De retour d'une prorogation qui a été fort contestée par l'opposition et par la population canadienne, le gouvernement conservateur entend reprendre le même discours qu'avant de quitter pour le congé des Fêtes: l'économie est sa priorité.

Mais ce statu quo risque justement d'irriter l'opposition, qui déplore que le premier ministre Stephen Harper n'ait rien de nouveau à proposer après avoir prorogé la session parlementaire pendant deux mois.

Le discours du Trône, qui sera prononcé mercredi après-midi, s'attardera en grande partie à l'agenda économique du gouvernement, soit à son plan de relance ainsi qu'à la lutte au déficit et au retour à l'équilibre budgétaire, selon une source gouvernementale.

Mais confronté à un déficit record de 56 milliards $ pour l'année 2009-2010, le gouvernement Harper a déjà fait savoir qu'il n'entreprendrait pas de mesures en ce sens avant l'année prochaine.

Pour le moment, il maintiendra le cap en mettant en oeuvre la seconde phase de son Plan d'action économique, entamé avec le dernier budget et qui a donné suite notamment à d'importants investissements en infrastructures partout au pays.

Pour l'année 2010-2011, les conservateurs dépenseront 19 milliards $ dans ce domaine et les mesures du Plan d'action prendront fin le 31 mars 2011.

Pour renouer avec l'équilibre budgétaire, le gouvernement réduira ses dépenses et n'aura pas recours à des hausses d'impôts ou à des réductions de transferts aux provinces, a réitéré la source gouvernementale.

Impossible, toutefois, de savoir concrètement quelle stratégie emploiera le fédéral pour réduire le déficit, ni si ce dernier a augmenté depuis la dernière sortie du ministre des Finances, Jim Flaherty, à ce sujet.

Il faudra attendre le budget, jeudi, pour en savoir plus.

Or, si le discours du Trône n'apporte rien de nouveau, cela confirmera que le premier ministre a prorogé le Parlement pour rien, a dénoncé le leader parlementaire bloquiste, Pierre Paquette.

M. Harper avait suspendu les travaux de la Chambre des communes et du Sénat, le 30 décembre, en plaidant qu'il était nécessaire de faire table rase car le pays entamait une nouvelle année et une nouvelle situation économique.

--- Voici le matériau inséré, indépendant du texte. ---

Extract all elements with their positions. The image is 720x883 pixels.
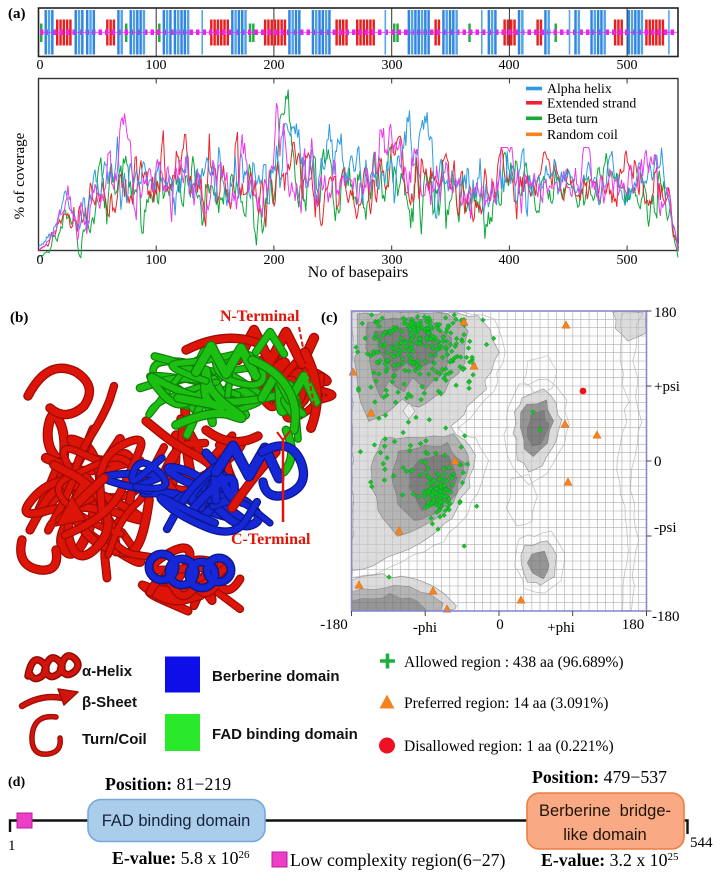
svg-text:N-Terminal: N-Terminal [220,308,300,325]
svg-text:-phi: -phi [413,620,437,636]
svg-text:400: 400 [499,253,520,268]
svg-text:E-value: 5.8 x 1026: E-value: 5.8 x 1026 [112,848,250,868]
svg-text:0: 0 [37,253,44,268]
svg-text:(a): (a) [8,6,26,22]
svg-text:C-Terminal: C-Terminal [231,531,311,548]
svg-text:(c): (c) [321,310,338,326]
svg-text:300: 300 [382,58,403,73]
svg-text:1: 1 [8,838,16,854]
svg-text:Beta turn: Beta turn [547,111,598,126]
svg-text:-180: -180 [320,617,348,633]
svg-text:FAD binding domain: FAD binding domain [212,726,358,743]
svg-text:Preferred region: 14 aa (3.091: Preferred region: 14 aa (3.091%) [404,695,608,712]
svg-text:Berberine bridge-: Berberine bridge- [539,802,671,820]
svg-text:-psi: -psi [654,520,677,536]
svg-text:Allowed region : 438 aa (96.68: Allowed region : 438 aa (96.689%) [404,654,624,671]
svg-text:Position: 81−219: Position: 81−219 [105,774,231,794]
svg-text:500: 500 [617,253,638,268]
svg-text:300: 300 [382,253,403,268]
svg-text:No of basepairs: No of basepairs [308,264,408,281]
svg-text:+psi: +psi [654,379,680,395]
svg-text:-180: -180 [652,609,680,625]
svg-text:(b): (b) [10,310,28,326]
svg-text:α-Helix: α-Helix [82,663,133,680]
svg-text:like domain: like domain [563,826,646,844]
svg-text:500: 500 [617,58,638,73]
svg-text:Low complexity region(6−27): Low complexity region(6−27) [290,850,506,871]
svg-text:Random coil: Random coil [547,127,618,142]
svg-text:FAD binding domain: FAD binding domain [102,812,251,830]
svg-text:400: 400 [499,58,520,73]
svg-text:Disallowed region: 1 aa (0.221: Disallowed region: 1 aa (0.221%) [404,738,614,755]
svg-text:180: 180 [622,617,645,633]
svg-text:β-Sheet: β-Sheet [82,694,137,711]
svg-text:0: 0 [37,58,44,73]
svg-text:Alpha helix: Alpha helix [547,81,612,96]
svg-text:(d): (d) [8,775,25,790]
svg-text:E-value: 3.2 x 1025: E-value: 3.2 x 1025 [541,850,679,870]
svg-text:0: 0 [654,454,662,470]
svg-text:200: 200 [264,253,285,268]
svg-text:Position: 479−537: Position: 479−537 [532,767,667,787]
svg-text:544: 544 [690,835,713,851]
svg-text:+phi: +phi [547,620,575,636]
svg-text:Extended strand: Extended strand [547,96,636,111]
svg-text:200: 200 [264,58,285,73]
svg-text:0: 0 [496,617,504,633]
svg-text:Turn/Coil: Turn/Coil [82,731,147,748]
svg-text:% of coverage: % of coverage [12,132,28,219]
svg-text:180: 180 [654,305,677,321]
svg-text:100: 100 [146,253,167,268]
svg-text:100: 100 [146,58,167,73]
svg-text:Berberine domain: Berberine domain [212,668,340,685]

«S'il n'y a pas de modification majeure dans les orientations annoncées (jeudi), manifestement, on a prorogé pour rien, on n'a pas recentré du tout l'action gouvernementale comme on nous l'avait promis», a critiqué le bloquiste, en entrevue téléphonique avec La Presse Canadienne.

«Et donc, je pense qu'à ce moment-là, on ira directement vers un budget qui sera inadmissible», a-t-il pressenti.

Au gouvernement, on affirme cependant qu'il y aura du nouveau dans le discours du Trône. Il faudra seulement patienter jusqu'à sa lecture par la gouverneure générale Michaëlle Jean pour en prendre connaissance.

Le discours Un Canada plus fort. Une économie plus forte. Maintenant et pour l'avenir, qui devrait durer de 60 à 90 minutes, annoncera d'ailleurs le désir des conservateurs d'investir dans l'éducation, la formation ainsi que la recherche et le développement, a précisé la source gouvernementale.

Mais c'est trop peu, trop tard, selon le chef libéral, Michael Ignatieff.

«Il (M. Harper) a changé de cap en 2010, il pense que le gouvernement doit investir dans l'avenir des Canadiens, dans la haute technologie, dans les bonnes choses. Je veux bien, mais c'est quatre ans de retard, nous avons perdu quatre ans», a argué le leader du Parti libéral.

Outre l'économie, le discours du Trône qui ouvrira la nouvelle session parlementaire mercredi dressera par ailleurs l'agenda criminel des conservateurs, qui souhaitent de nouveau s'attaquer à la sécurité des familles et communautés canadiennes, ainsi qu'à la sécurité nationale.

Le gouvernement réitérera également son appui aux Forces armées et le changement de cap de leur mission en Afghanistan, qui ne sera plus militaire mais humanitaire à partir de 2011.

Le discours abordera enfin la souveraineté de l'Arctique, l'héritage autochtone du pays et l'environnement.

Les conservateurs devront se préparer à accueillir la critique cette semaine, puisqu'au lendemain du discours le ministre des Finances déposera son budget, jeudi.

Et ce sera l'occasion de voir si le gouvernement a su écouter les propositions des partis d'opposition, selon le chef du Nouveau Parti démocratique, Jack Layton.